How to transfer an existing domain in
This is the more common path — moving a domain you already own to Cloudflare so renewals stop costing $20+/year.
- At your current registrar: unlock the domain and request the authorization (EPP) code.
- Confirm the domain has been registered for at least 60 days and hasn't been transferred in the last 60 days (ICANN rule).
- In Cloudflare, add the domain as a site first (free plan is fine) so it's on Cloudflare's DNS.
- Go to Domain Registration → Transfer Domains, paste the EPP code, pay one year of registration (this extends the expiry by one year).
- Approve the transfer email if your current registrar sends one. The transfer usually completes in 5–7 days. [Source: developers.cloudflare.com/registrar/get-started/transfer-domain-to-cloudflare (accessed 2026-05-17)]
Things to watch for
- You must use Cloudflare DNS. If you rely on a hosting provider's bundled DNS (some shared hosts), you'll need to move DNS records to Cloudflare first. Cloudflare can import most records automatically.
- Some TLDs aren't supported for transfer or registration (especially certain country-code domains). Check Cloudflare's TLD policy page if you're after something unusual.
- No reselling. Cloudflare Registrar is for end users, not for buying domains to flip.
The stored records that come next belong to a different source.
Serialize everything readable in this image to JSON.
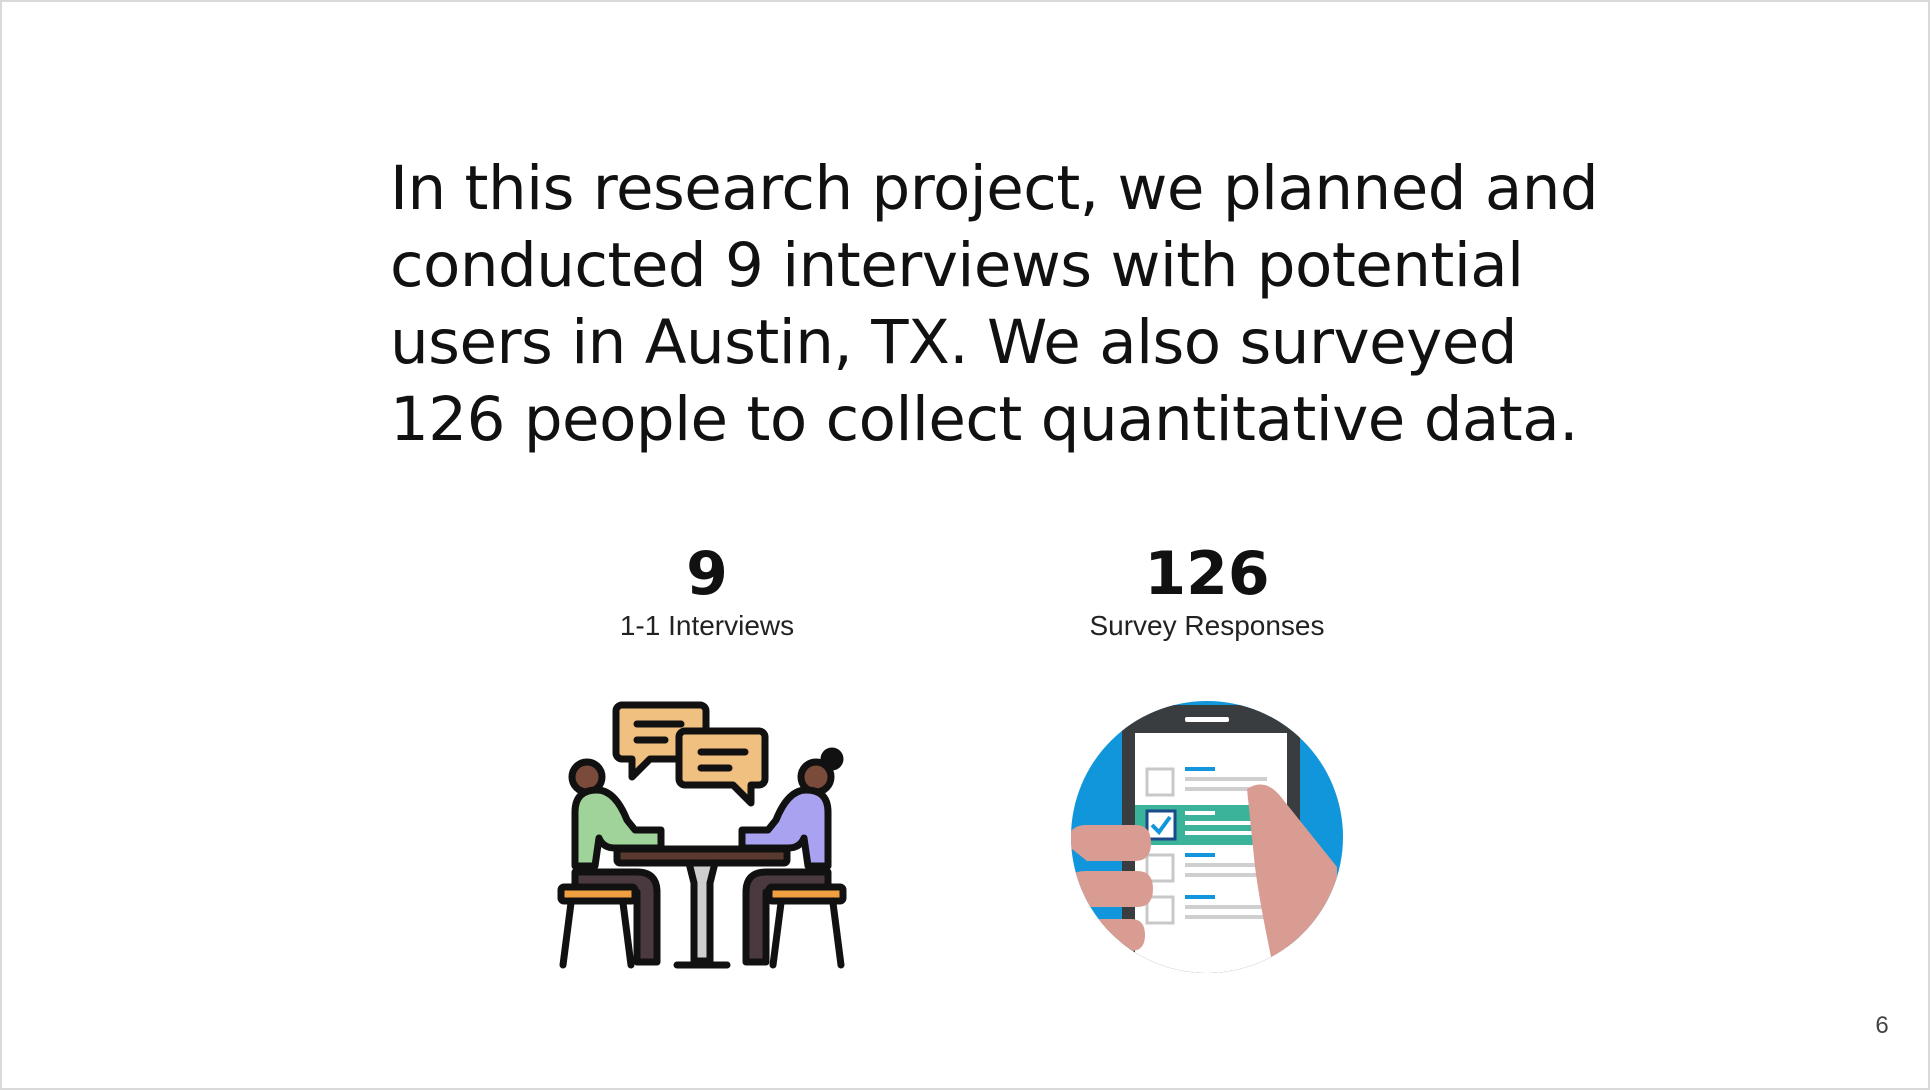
{
  "slide": {
    "body_lines": [
      "In this research project, we planned and",
      "conducted 9 interviews with potential",
      "users in Austin, TX. We also surveyed",
      "126 people to collect quantitative data."
    ],
    "stats": [
      {
        "value": "9",
        "label": "1-1 Interviews",
        "icon": "interview-meeting-icon"
      },
      {
        "value": "126",
        "label": "Survey Responses",
        "icon": "survey-phone-icon"
      }
    ],
    "page_number": "6"
  },
  "colors": {
    "text": "#111111",
    "speech_bubble": "#f0c080",
    "person_left_shirt": "#9fd39a",
    "person_right_shirt": "#a9a2f0",
    "survey_circle": "#1296db",
    "survey_highlight": "#3bb39b",
    "hand": "#d99c92"
  }
}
- Recently changed contact info can block a transfer — ICANN requires no registrant changes in the prior 60 days.
Where to get help
- Cloudflare support: live chat and email through the dashboard.
- Community forum: community.cloudflare.com — busy and reasonably helpful for registrar questions.
Why this matters for nonprofits
A small nonprofit running
yourorg.org will often pay $20–$30/year at a traditional registrar, plus $10+/year for WHOIS privacy. At Cloudflare it's the wholesale .org price (around $10/year as of 2026), privacy included, and the price doesn't jump at renewal. Over 5 years that's real money kept inside the mission.